The incidence of prostate cancer in Tyrol is severely distorted by PSA testing: after testing started in 1992, prostate cancer incidence approximately doubled already in 1993 [2325]. The past 5–7 years have shown a decrease in PCA incidence (most likely due to less intensive PSA testing). However, we are not able to predict PSA test attendance in the coming decade and, in fact, we do not have sound data on PSA test attendance since 2000 because we lack a screening database. Therefore, we decided to define the PBR for prostate cancer as the period from 1993 to 2009, because it should best reflect the time trend of prostate cancer incidence after introducing PSA testing in our region. However, given the uncertainties surrounding PSA test attendance in future, the prediction can also only be largely uncertain.

For bladder cancer we observed a sharp decrease in incidence, which is most likely due to the shift in the definition of invasive bladder cancer [1]. This decrease started in about 1995 and ended in 2003 (data not shown). The incidence of bladder cancer seems to have flattened since then at a lower level. Therefore, this cancer site was the only one with a rather short PBR, namely from 2003 to 2009, and we felt rather confident with the prediction based on the chosen PBR.
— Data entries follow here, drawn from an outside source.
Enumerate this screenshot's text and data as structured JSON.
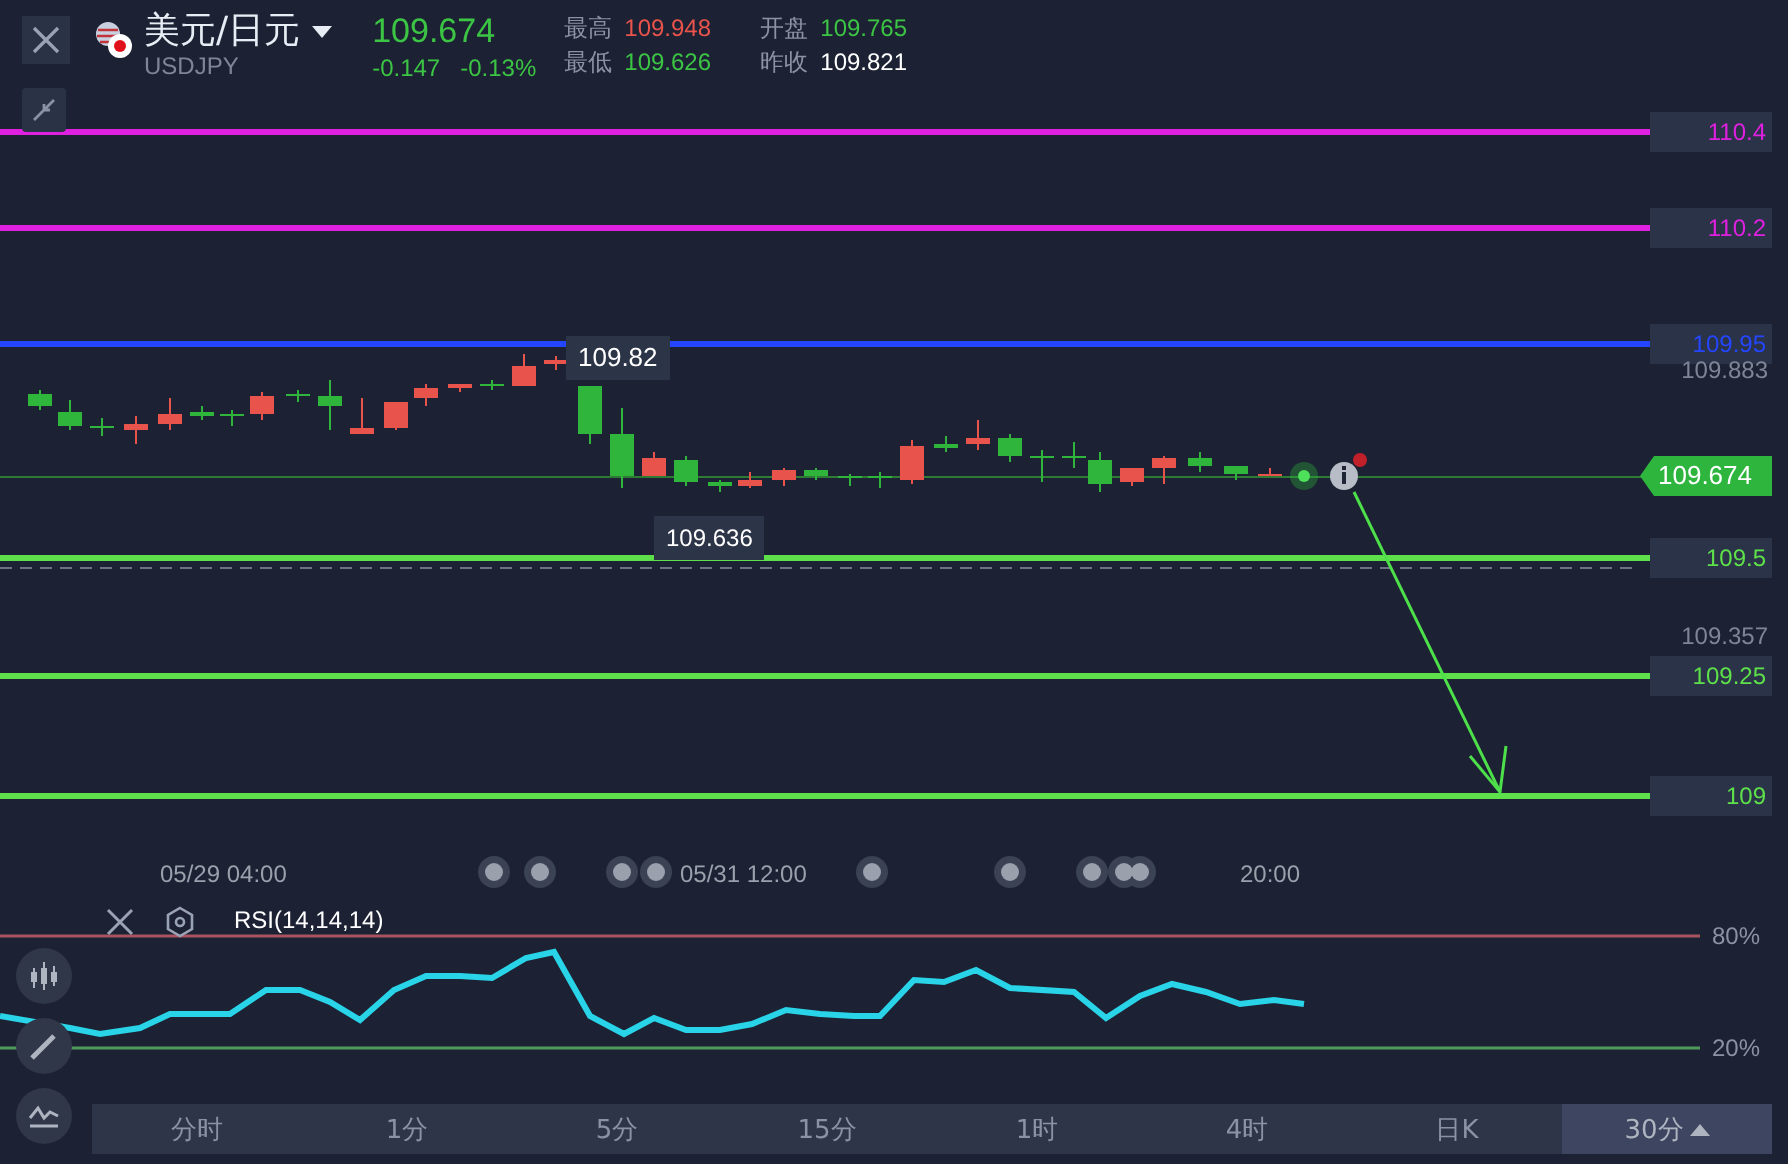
{
  "header": {
    "title": "美元/日元",
    "symbol": "USDJPY",
    "price": "109.674",
    "change": "-0.147",
    "change_pct": "-0.13%",
    "stats": [
      {
        "label": "最高",
        "value": "109.948",
        "color": "#e8534b"
      },
      {
        "label": "开盘",
        "value": "109.765",
        "color": "#3cc444"
      },
      {
        "label": "最低",
        "value": "109.626",
        "color": "#3cc444"
      },
      {
        "label": "昨收",
        "value": "109.821",
        "color": "#ffffff"
      }
    ]
  },
  "chart": {
    "levels": [
      {
        "label": "110.4",
        "color": "#e020e0"
      },
      {
        "label": "110.2",
        "color": "#e020e0"
      },
      {
        "label": "109.95",
        "color": "#2446ff"
      },
      {
        "label": "109.5",
        "color": "#5ee04a"
      },
      {
        "label": "109.25",
        "color": "#5ee04a"
      },
      {
        "label": "109",
        "color": "#5ee04a"
      }
    ],
    "axis_labels": [
      "109.883",
      "109.357"
    ],
    "current_price": "109.674",
    "high_tooltip": "109.82",
    "low_tooltip": "109.636",
    "time_labels": [
      "05/29 04:00",
      "05/31 12:00",
      "20:00"
    ]
  },
  "rsi": {
    "label": "RSI(14,14,14)",
    "upper": "80%",
    "lower": "20%"
  },
  "tabs": [
    {
      "label": "分时",
      "selected": false
    },
    {
      "label": "1分",
      "selected": false
    },
    {
      "label": "5分",
      "selected": false
    },
    {
      "label": "15分",
      "selected": false
    },
    {
      "label": "1时",
      "selected": false
    },
    {
      "label": "4时",
      "selected": false
    },
    {
      "label": "日K",
      "selected": false
    },
    {
      "label": "30分",
      "selected": true
    }
  ]
}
When looking at the time trend for thyroid cancer, we observed peaks in individual years that can be attributed to time-dependent screening campaigns. In this situation choosing a long PBR smoothes away these peaks, which we feel should give a reliable basis for prediction.
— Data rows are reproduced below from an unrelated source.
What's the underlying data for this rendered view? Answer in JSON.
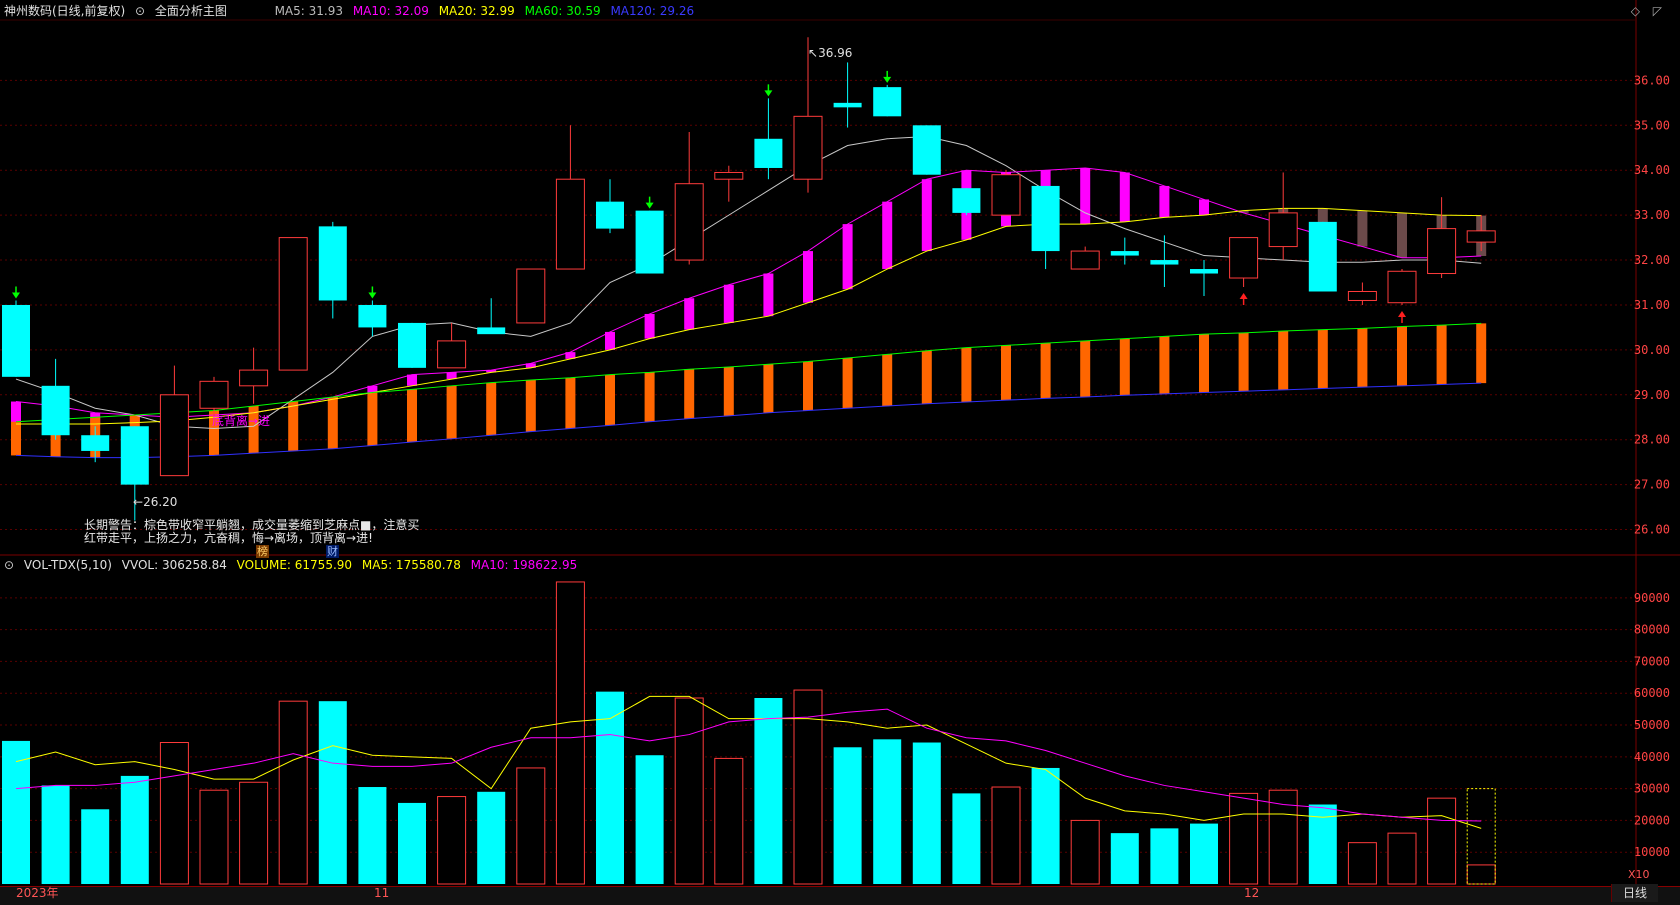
{
  "main_header": {
    "title": "神州数码(日线,前复权)",
    "indicator_name": "全面分析主图",
    "ma5": "MA5: 31.93",
    "ma10": "MA10: 32.09",
    "ma20": "MA20: 32.99",
    "ma60": "MA60: 30.59",
    "ma120": "MA120: 29.26"
  },
  "vol_header": {
    "name": "VOL-TDX(5,10)",
    "vvol": "VVOL: 306258.84",
    "volume": "VOLUME: 61755.90",
    "ma5": "MA5: 175580.78",
    "ma10": "MA10: 198622.95"
  },
  "annotations": {
    "high_label": "36.96",
    "low_label": "26.20",
    "comment": "长期警告：棕色带收窄平躺翘，成交量萎缩到芝麻点■，注意买\n红带走平，上扬之力，亢奋稠，悔→离场，顶背离→进!",
    "divergence": "底背离→进",
    "badge_1": "榜",
    "badge_2": "财"
  },
  "x_axis": {
    "labels": [
      "2023年",
      "11",
      "12"
    ]
  },
  "timeframe_tab": "日线",
  "vol_multiplier": "X10",
  "colors": {
    "up": "#ff3b3b",
    "down": "#00ffff",
    "grid": "#5a0000",
    "ma5": "#c8c8c8",
    "ma10": "#ff00ff",
    "ma20": "#ffff00",
    "ma60": "#00ff00",
    "ma120": "#3030ff",
    "band_magenta": "#ff00ff",
    "band_orange": "#ff6600",
    "band_brown": "#6b4a4a"
  },
  "chart_data": [
    {
      "type": "candlestick",
      "price_axis": [
        26.0,
        27.0,
        28.0,
        29.0,
        30.0,
        31.0,
        32.0,
        33.0,
        34.0,
        35.0,
        36.0
      ],
      "ylim": [
        25.5,
        37.3
      ],
      "candles": [
        {
          "o": 31.0,
          "h": 31.1,
          "l": 29.4,
          "c": 29.4
        },
        {
          "o": 29.2,
          "h": 29.8,
          "l": 28.0,
          "c": 28.1
        },
        {
          "o": 28.1,
          "h": 28.3,
          "l": 27.5,
          "c": 27.75
        },
        {
          "o": 28.3,
          "h": 28.3,
          "l": 26.2,
          "c": 27.0
        },
        {
          "o": 27.2,
          "h": 29.65,
          "l": 27.2,
          "c": 29.0
        },
        {
          "o": 28.7,
          "h": 29.4,
          "l": 28.5,
          "c": 29.3
        },
        {
          "o": 29.2,
          "h": 30.05,
          "l": 28.8,
          "c": 29.55
        },
        {
          "o": 29.55,
          "h": 32.5,
          "l": 29.55,
          "c": 32.5
        },
        {
          "o": 32.75,
          "h": 32.85,
          "l": 30.7,
          "c": 31.1
        },
        {
          "o": 31.0,
          "h": 31.1,
          "l": 30.3,
          "c": 30.5
        },
        {
          "o": 30.6,
          "h": 30.6,
          "l": 29.6,
          "c": 29.6
        },
        {
          "o": 29.6,
          "h": 30.6,
          "l": 29.6,
          "c": 30.2
        },
        {
          "o": 30.5,
          "h": 31.15,
          "l": 30.4,
          "c": 30.35
        },
        {
          "o": 30.6,
          "h": 31.8,
          "l": 30.6,
          "c": 31.8
        },
        {
          "o": 31.8,
          "h": 35.0,
          "l": 31.9,
          "c": 33.8
        },
        {
          "o": 33.3,
          "h": 33.8,
          "l": 32.6,
          "c": 32.7
        },
        {
          "o": 33.1,
          "h": 33.1,
          "l": 31.7,
          "c": 31.7
        },
        {
          "o": 32.0,
          "h": 34.85,
          "l": 31.9,
          "c": 33.7
        },
        {
          "o": 33.8,
          "h": 34.1,
          "l": 33.3,
          "c": 33.95
        },
        {
          "o": 34.7,
          "h": 35.6,
          "l": 33.8,
          "c": 34.05
        },
        {
          "o": 33.8,
          "h": 36.96,
          "l": 33.5,
          "c": 35.2
        },
        {
          "o": 35.5,
          "h": 36.4,
          "l": 34.95,
          "c": 35.4
        },
        {
          "o": 35.85,
          "h": 35.9,
          "l": 35.2,
          "c": 35.2
        },
        {
          "o": 35.0,
          "h": 35.0,
          "l": 33.9,
          "c": 33.9
        },
        {
          "o": 33.6,
          "h": 33.6,
          "l": 33.0,
          "c": 33.05
        },
        {
          "o": 33.0,
          "h": 34.0,
          "l": 33.0,
          "c": 33.9
        },
        {
          "o": 33.65,
          "h": 33.65,
          "l": 31.8,
          "c": 32.2
        },
        {
          "o": 31.8,
          "h": 32.3,
          "l": 31.8,
          "c": 32.2
        },
        {
          "o": 32.2,
          "h": 32.5,
          "l": 31.9,
          "c": 32.1
        },
        {
          "o": 32.0,
          "h": 32.55,
          "l": 31.4,
          "c": 31.9
        },
        {
          "o": 31.8,
          "h": 32.0,
          "l": 31.2,
          "c": 31.7
        },
        {
          "o": 31.6,
          "h": 32.5,
          "l": 31.4,
          "c": 32.5
        },
        {
          "o": 32.3,
          "h": 33.95,
          "l": 32.0,
          "c": 33.05
        },
        {
          "o": 32.85,
          "h": 32.85,
          "l": 31.3,
          "c": 31.3
        },
        {
          "o": 31.1,
          "h": 31.5,
          "l": 31.0,
          "c": 31.3
        },
        {
          "o": 31.05,
          "h": 31.8,
          "l": 31.0,
          "c": 31.75
        },
        {
          "o": 31.7,
          "h": 33.4,
          "l": 31.6,
          "c": 32.7
        },
        {
          "o": 32.4,
          "h": 33.0,
          "l": 32.2,
          "c": 32.65
        }
      ],
      "ma5": [
        29.35,
        29.05,
        28.7,
        28.55,
        28.3,
        28.25,
        28.3,
        28.9,
        29.5,
        30.3,
        30.55,
        30.6,
        30.4,
        30.3,
        30.6,
        31.5,
        31.9,
        32.45,
        33.0,
        33.55,
        34.1,
        34.55,
        34.7,
        34.75,
        34.55,
        34.1,
        33.55,
        33.05,
        32.7,
        32.4,
        32.1,
        32.05,
        32.0,
        31.95,
        31.95,
        32.0,
        32.0,
        31.93
      ],
      "ma10": [
        28.85,
        28.75,
        28.6,
        28.55,
        28.5,
        28.55,
        28.6,
        28.75,
        28.95,
        29.2,
        29.45,
        29.5,
        29.55,
        29.7,
        29.95,
        30.4,
        30.8,
        31.15,
        31.45,
        31.7,
        32.2,
        32.8,
        33.3,
        33.8,
        34.0,
        33.95,
        34.0,
        34.05,
        33.95,
        33.65,
        33.35,
        33.05,
        32.8,
        32.55,
        32.3,
        32.05,
        32.05,
        32.09
      ],
      "ma20": [
        28.35,
        28.35,
        28.35,
        28.38,
        28.42,
        28.5,
        28.6,
        28.75,
        28.9,
        29.05,
        29.2,
        29.35,
        29.5,
        29.6,
        29.8,
        30.0,
        30.25,
        30.45,
        30.6,
        30.75,
        31.05,
        31.35,
        31.8,
        32.2,
        32.45,
        32.75,
        32.8,
        32.8,
        32.85,
        32.95,
        33.0,
        33.1,
        33.15,
        33.15,
        33.1,
        33.05,
        33.0,
        32.99
      ],
      "ma60": [
        28.4,
        28.45,
        28.5,
        28.55,
        28.6,
        28.65,
        28.75,
        28.85,
        28.95,
        29.05,
        29.12,
        29.2,
        29.27,
        29.33,
        29.38,
        29.45,
        29.5,
        29.57,
        29.62,
        29.68,
        29.74,
        29.82,
        29.9,
        29.98,
        30.05,
        30.1,
        30.15,
        30.2,
        30.25,
        30.3,
        30.35,
        30.38,
        30.42,
        30.45,
        30.48,
        30.52,
        30.55,
        30.59
      ],
      "ma120": [
        27.65,
        27.62,
        27.6,
        27.6,
        27.62,
        27.65,
        27.7,
        27.75,
        27.8,
        27.87,
        27.95,
        28.02,
        28.1,
        28.18,
        28.25,
        28.32,
        28.4,
        28.47,
        28.53,
        28.6,
        28.65,
        28.7,
        28.75,
        28.8,
        28.84,
        28.88,
        28.92,
        28.95,
        28.99,
        29.02,
        29.05,
        29.08,
        29.11,
        29.14,
        29.17,
        29.2,
        29.23,
        29.26
      ],
      "down_arrows_at": [
        0,
        9,
        16,
        19,
        22
      ],
      "up_arrows_at": [
        31,
        35
      ]
    },
    {
      "type": "bar",
      "title": "VOL-TDX(5,10)",
      "yticks": [
        10000,
        20000,
        30000,
        40000,
        50000,
        60000,
        70000,
        80000,
        90000
      ],
      "ylim": [
        0,
        97500
      ],
      "volumes": [
        45000,
        31000,
        23500,
        34000,
        44500,
        29500,
        32000,
        57500,
        57500,
        30500,
        25500,
        27500,
        29000,
        36500,
        95000,
        60500,
        40500,
        58500,
        39500,
        58500,
        61000,
        43000,
        45500,
        44500,
        28500,
        30500,
        36500,
        20000,
        16000,
        17500,
        19000,
        28500,
        29500,
        25000,
        13000,
        16000,
        27000,
        6000
      ],
      "vol_ma5": [
        38500,
        41500,
        37500,
        38500,
        36000,
        33000,
        33000,
        39000,
        43500,
        40500,
        40000,
        39500,
        30000,
        49000,
        51000,
        52000,
        59000,
        59000,
        52000,
        52000,
        52000,
        51000,
        49000,
        50000,
        44000,
        38000,
        36000,
        27000,
        23000,
        22000,
        20000,
        22000,
        22000,
        21000,
        22000,
        21000,
        21500,
        17500
      ],
      "vol_ma10": [
        30000,
        31000,
        31000,
        32000,
        34000,
        36000,
        38000,
        41000,
        38000,
        37000,
        37000,
        38000,
        43000,
        46000,
        46000,
        47000,
        45000,
        47000,
        51000,
        52000,
        52500,
        54000,
        55000,
        49000,
        46000,
        45000,
        42000,
        38000,
        34000,
        31000,
        29000,
        27000,
        25000,
        24000,
        22000,
        21000,
        20000,
        19800
      ],
      "current_outline_value": 30000
    }
  ]
}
Finally, melanoma in Tyrol is characterised by a large shift in melanoma cases from hospitals to dermatologists in private practice. After a long discussion we decided to also predict the number of melanoma cases because of the large number of cases and the high public health relevance of this cancer entity. Our PBR choice was the long 20-year period from 1990 to 2009. However, besides the random variation shown in the prediction interval there is additional uncertainty in the prediction of melanoma because opportunistic melanoma screening seems to have established itself in the past 5 years. Nevertheless, we have no data on screening attendance and therefore are not able to predict the consequences more precisely. In summary, the prediction of melanoma incidence definitely entails some uncertainty.

This study entails strengths and limitations. Among the strengths is the good and constant quality of data in this regional cancer registry [3]. We applied a well-accepted method for prediction; the model we used is rather simple and misspecification is unlikely. Among the limitations are the small number of incident cases for certain cancer sites which can cause a bias due to random variation, the intrinsic problems for some cancer sites which are influenced by several external factors that we cannot reflect in the model (especially for prostate cancer and colorectal cancer) and in general the fact that the model we applied cannot reflect external factors.

In summary, we demonstrate an increase of 15 % in females and 21 % in males in the number of incident cancer cases in the next decade. Most of this increase is due to the shift in age structure towards elderly persons. However, the prediction intervals are still broad and therefore the results must be interpreted with some caution.